Compose a longer letter to remind the school of your strengths and inform them of any recent accomplishments, awards, honors and work that you have done since you applied. If you will have any grades for Finals completed you can have your high school fax those to the school. Or if you have good grades from any Mock Exams, have those sent.
Let the admissions office know—again—why you make a great fit with this school in particular. It can’t hurt to visit the school if possible, call occasionally, or offer to interview.
Get another recommendation or reference letter if you can. This is especially helpful if the person writing the letter can provide reasons why you make a good candidate for this particular school. This is particularly effective now because it is connecting to just one school as opposed to all of your schools as it was initially
Ask the college what you can do to bolster your chances for acceptance. You may not get any useful information out of this, but it can’t hurt to ask. This approach works successfully for many applicants each year and is another reason to reach out to the college, hence showing them how much you want them.
I have had students in the past who have created short videos of why they should get in, compose songs or small video games.

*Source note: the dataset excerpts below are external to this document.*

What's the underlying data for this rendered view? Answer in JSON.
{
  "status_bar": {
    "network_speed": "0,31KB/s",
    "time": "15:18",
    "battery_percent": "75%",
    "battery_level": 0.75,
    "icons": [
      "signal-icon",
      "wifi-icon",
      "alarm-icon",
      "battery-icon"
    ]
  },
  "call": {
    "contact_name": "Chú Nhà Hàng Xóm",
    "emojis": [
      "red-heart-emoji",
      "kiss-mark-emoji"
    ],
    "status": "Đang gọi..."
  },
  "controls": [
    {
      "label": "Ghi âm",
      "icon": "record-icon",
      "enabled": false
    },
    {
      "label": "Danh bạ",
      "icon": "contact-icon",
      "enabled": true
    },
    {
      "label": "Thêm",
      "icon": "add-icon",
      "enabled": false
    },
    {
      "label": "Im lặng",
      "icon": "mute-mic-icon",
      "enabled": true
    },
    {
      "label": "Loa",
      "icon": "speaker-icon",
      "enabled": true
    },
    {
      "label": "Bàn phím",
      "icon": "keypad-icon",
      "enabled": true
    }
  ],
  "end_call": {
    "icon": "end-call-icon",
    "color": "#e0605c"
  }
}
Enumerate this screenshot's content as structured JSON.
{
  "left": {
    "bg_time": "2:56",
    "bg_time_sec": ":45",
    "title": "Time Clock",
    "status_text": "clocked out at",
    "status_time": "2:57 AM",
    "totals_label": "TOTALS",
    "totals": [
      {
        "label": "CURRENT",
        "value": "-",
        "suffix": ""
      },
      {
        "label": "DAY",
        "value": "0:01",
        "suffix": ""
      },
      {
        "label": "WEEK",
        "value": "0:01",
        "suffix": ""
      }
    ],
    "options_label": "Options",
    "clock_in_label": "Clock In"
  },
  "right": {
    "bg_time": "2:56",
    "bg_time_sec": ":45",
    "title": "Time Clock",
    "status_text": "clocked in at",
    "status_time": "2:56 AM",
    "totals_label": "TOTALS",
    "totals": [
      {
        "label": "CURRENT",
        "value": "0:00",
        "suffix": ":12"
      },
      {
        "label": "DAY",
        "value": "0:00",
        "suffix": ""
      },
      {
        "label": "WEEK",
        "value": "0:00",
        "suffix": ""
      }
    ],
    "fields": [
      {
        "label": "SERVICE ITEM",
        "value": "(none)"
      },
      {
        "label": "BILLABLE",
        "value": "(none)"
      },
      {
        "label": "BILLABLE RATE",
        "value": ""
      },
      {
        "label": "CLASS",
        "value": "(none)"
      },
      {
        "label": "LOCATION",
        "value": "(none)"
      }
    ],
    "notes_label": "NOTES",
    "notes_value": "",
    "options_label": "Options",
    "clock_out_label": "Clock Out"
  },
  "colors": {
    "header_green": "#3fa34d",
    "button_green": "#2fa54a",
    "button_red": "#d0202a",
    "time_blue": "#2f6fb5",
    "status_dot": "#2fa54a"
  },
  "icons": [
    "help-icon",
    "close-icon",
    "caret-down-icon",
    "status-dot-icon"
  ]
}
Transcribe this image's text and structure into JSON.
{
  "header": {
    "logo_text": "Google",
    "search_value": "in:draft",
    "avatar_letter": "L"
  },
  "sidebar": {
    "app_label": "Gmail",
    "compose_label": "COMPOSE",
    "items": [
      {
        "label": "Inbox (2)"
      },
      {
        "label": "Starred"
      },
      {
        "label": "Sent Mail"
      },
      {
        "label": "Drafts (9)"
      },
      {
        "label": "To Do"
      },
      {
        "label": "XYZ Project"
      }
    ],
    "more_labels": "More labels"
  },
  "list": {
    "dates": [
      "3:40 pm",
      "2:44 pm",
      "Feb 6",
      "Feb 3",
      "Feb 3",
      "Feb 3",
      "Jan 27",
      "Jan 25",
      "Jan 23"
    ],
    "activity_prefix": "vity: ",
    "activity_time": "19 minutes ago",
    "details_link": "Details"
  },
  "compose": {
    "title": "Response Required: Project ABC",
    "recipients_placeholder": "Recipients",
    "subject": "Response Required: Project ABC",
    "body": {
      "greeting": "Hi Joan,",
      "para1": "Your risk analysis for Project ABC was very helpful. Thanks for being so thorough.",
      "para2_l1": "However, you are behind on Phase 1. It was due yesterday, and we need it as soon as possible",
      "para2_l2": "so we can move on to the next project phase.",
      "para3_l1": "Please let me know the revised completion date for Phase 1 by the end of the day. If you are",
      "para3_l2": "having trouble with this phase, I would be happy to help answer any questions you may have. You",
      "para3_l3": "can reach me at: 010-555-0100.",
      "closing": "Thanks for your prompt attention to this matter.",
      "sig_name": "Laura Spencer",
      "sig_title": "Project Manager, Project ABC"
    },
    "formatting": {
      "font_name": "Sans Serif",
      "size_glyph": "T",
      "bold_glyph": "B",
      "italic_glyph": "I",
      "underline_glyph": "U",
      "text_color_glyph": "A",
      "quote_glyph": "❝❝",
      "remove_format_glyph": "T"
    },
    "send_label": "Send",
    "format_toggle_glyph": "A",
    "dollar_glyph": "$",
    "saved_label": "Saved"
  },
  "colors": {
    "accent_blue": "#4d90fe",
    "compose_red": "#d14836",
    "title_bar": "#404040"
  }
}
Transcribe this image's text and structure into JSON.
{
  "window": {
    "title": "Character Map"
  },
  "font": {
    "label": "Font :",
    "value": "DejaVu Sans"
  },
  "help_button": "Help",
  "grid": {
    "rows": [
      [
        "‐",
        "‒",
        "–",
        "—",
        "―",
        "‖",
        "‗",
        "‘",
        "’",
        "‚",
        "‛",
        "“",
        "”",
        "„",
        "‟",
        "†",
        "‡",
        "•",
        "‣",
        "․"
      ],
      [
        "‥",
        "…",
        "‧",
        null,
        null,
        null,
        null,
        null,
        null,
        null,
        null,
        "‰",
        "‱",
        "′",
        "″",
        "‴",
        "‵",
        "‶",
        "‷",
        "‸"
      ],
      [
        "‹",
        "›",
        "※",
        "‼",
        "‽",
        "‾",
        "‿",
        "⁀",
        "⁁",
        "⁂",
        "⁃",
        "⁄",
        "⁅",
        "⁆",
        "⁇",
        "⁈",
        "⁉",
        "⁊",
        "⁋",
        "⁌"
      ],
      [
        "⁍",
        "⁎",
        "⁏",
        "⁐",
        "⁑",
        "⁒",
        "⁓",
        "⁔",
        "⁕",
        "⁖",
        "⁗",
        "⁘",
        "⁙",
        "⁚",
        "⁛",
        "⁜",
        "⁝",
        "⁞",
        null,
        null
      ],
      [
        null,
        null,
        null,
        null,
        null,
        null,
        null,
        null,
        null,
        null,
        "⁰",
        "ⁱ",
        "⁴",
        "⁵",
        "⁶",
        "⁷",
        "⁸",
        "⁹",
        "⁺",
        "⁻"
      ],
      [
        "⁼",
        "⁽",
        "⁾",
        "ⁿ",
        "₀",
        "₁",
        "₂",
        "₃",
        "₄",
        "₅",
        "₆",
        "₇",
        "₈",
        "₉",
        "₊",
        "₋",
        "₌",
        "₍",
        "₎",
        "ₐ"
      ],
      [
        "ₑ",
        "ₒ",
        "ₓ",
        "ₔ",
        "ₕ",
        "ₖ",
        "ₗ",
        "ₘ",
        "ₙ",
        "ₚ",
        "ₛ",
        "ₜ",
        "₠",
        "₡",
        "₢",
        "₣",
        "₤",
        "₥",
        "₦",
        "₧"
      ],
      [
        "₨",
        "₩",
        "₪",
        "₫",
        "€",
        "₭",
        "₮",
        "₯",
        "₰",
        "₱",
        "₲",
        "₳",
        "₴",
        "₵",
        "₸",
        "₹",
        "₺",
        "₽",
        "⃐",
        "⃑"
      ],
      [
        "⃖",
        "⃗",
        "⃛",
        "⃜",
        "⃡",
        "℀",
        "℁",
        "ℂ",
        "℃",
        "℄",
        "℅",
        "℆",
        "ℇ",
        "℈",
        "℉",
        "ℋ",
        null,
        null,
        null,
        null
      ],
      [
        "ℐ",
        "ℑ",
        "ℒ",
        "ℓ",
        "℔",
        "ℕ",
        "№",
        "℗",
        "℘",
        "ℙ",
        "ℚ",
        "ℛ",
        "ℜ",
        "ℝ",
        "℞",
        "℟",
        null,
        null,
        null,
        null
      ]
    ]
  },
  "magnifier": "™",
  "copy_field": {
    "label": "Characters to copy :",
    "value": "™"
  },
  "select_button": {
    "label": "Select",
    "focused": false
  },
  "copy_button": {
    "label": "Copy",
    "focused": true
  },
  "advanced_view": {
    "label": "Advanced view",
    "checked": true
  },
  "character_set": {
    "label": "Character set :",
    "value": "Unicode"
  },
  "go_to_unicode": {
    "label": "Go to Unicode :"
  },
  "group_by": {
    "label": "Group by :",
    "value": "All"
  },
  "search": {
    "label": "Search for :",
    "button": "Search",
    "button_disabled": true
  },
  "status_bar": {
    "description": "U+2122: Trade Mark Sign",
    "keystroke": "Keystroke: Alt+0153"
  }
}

Anything creative will show how much you want it!
Send in something separate that again highlights the GREATEST achievement in your personal brand, just to remind them of this super KEY achievement.
Review the Common Data Sets for the colleges that you are waitlisted at. This will give you and idea of how possible it is for you to get in. You can google: particular college + common data set + waitlist and get it. For instance, here is the common data set for Stanford: http://ucomm.stanford.edu/cds/cds_2009.html#enrollment
Not a very promising example in that Stanford accepted 0 people from Wait List, but helpful in that it shows that this would not likely be a college to hold your breath for:
Total first-time, first-year (freshman) men who applied: 20,464
Total first-time, first-year (freshman) women who applied: 18,364
Total first-time, first-year (freshman) men who were admitted: 1,147
Total first-time, first-year (freshman) women who were admitted: 1,061
Total full-time, first-time, first-year (freshman) men who enrolled: 904
Total part-time, first-time, first-year (freshman) men who enrolled:
Total full-time, first-time, first-year (freshman) women who enrolled: 773
Total part-time, first-time, first-year (freshman) women who enrolled:
C2. Freshman wait-listed students (students who met admission requirements but whose final admission was contingent on space availability)
Do you have a policy of placing students on a waiting list? Yes
Number of qualified applicants offered a place on waiting list: 814
Number of wait-listed students who accepted a place on the list: 576
Number of wait-listed students admitted: 0
Is your waiting list ranked? No
But most importantly, start thinking about your “birds in hand”, colleges that you got into. There is no point in holding out hopes for a Wait List school. Work hard to convince them and then move on with your life until that decision is available.